SpaceX just pulled in $87.5 billion in its IPO—$12.5 billion more than anyone expected. Apparently, the market looked at a company that launches rockets and thought: yes, this is where my money goes. Not healthcare. Not infrastructure. Not solving any of the problems that actually affect the ground-dwelling 99.9% of humanity. Rockets.

Here’s what happened: investors saw the initial target of $75 billion and decided that was far too reasonable. They wanted to bid higher, because when you have a few trillion dollars sloshing around looking for returns, you eventually convince yourself that a reusable rocket is the answer to every question. The stock popped on day one, naturally, because nothing says “rational market” like buying something you didn’t get a chance to own yesterday at a 40% premium.
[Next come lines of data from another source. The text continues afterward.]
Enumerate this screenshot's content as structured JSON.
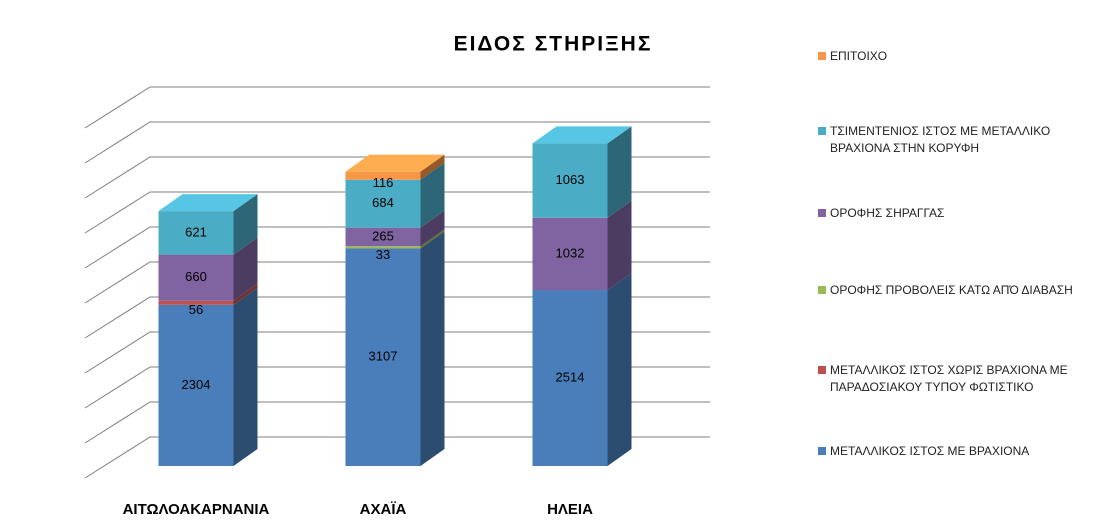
{
  "chart_data": {
    "type": "bar3d_stacked",
    "title": "ΕΙΔΟΣ ΣΤΗΡΙΞΗΣ",
    "categories": [
      "ΑΙΤΩΛΟΑΚΑΡΝΑΝΙΑ",
      "ΑΧΑΪΑ",
      "ΗΛΕΙΑ"
    ],
    "series": [
      {
        "name": "ΜΕΤΑΛΛΙΚΟΣ ΙΣΤΟΣ ΜΕ ΒΡΑΧΙΟΝΑ",
        "color": "#4a7ebb",
        "values": [
          2304,
          3107,
          2514
        ]
      },
      {
        "name": "ΜΕΤΑΛΛΙΚΟΣ ΙΣΤΟΣ ΧΩΡΙΣ ΒΡΑΧΙΟΝΑ ΜΕ ΠΑΡΑΔΟΣΙΑΚΟΥ  ΤΥΠΟΥ ΦΩΤΙΣΤΙΚΟ",
        "color": "#c0504d",
        "values": [
          56,
          null,
          null
        ]
      },
      {
        "name": "ΟΡΟΦΗΣ ΠΡΟΒΟΛΕΙΣ ΚΑΤΩ ΑΠΌ ΔΙΑΒΑΣΗ",
        "color": "#9bbb59",
        "values": [
          null,
          33,
          null
        ]
      },
      {
        "name": "ΟΡΟΦΗΣ ΣΗΡΑΓΓΑΣ",
        "color": "#8064a2",
        "values": [
          660,
          265,
          1032
        ]
      },
      {
        "name": "ΤΣΙΜΕΝΤΕΝΙΟΣ ΙΣΤΟΣ ΜΕ ΜΕΤΑΛΛΙΚΟ ΒΡΑΧΙΟΝΑ ΣΤΗΝ ΚΟΡΥΦΗ",
        "color": "#4bacc6",
        "values": [
          621,
          684,
          1063
        ]
      },
      {
        "name": "ΕΠΙΤΟΙΧΟ",
        "color": "#f79646",
        "values": [
          null,
          116,
          null
        ]
      }
    ],
    "ylim": [
      0,
      5000
    ],
    "yticks": [
      0,
      500,
      1000,
      1500,
      2000,
      2500,
      3000,
      3500,
      4000,
      4500,
      5000
    ],
    "grid": true
  }
}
The absurdity is not that SpaceX is valuable—it has real contracts, real technology, and real revenue. The absurdity is what this says about where capital flows when interest rates have been low for long enough. We have decided, collectively, that the future belongs to billionaires who want to leave the planet rather than fix it. Homelessness? Boring. Climate adaptation? Not exciting enough. A rocket that lands itself? Now we are talking.

So what does this mean for you? If you were hoping capital markets would incentivize solutions to earthly problems, you are going to keep waiting. The money is chasing the stars. At least the view from space is probably nice.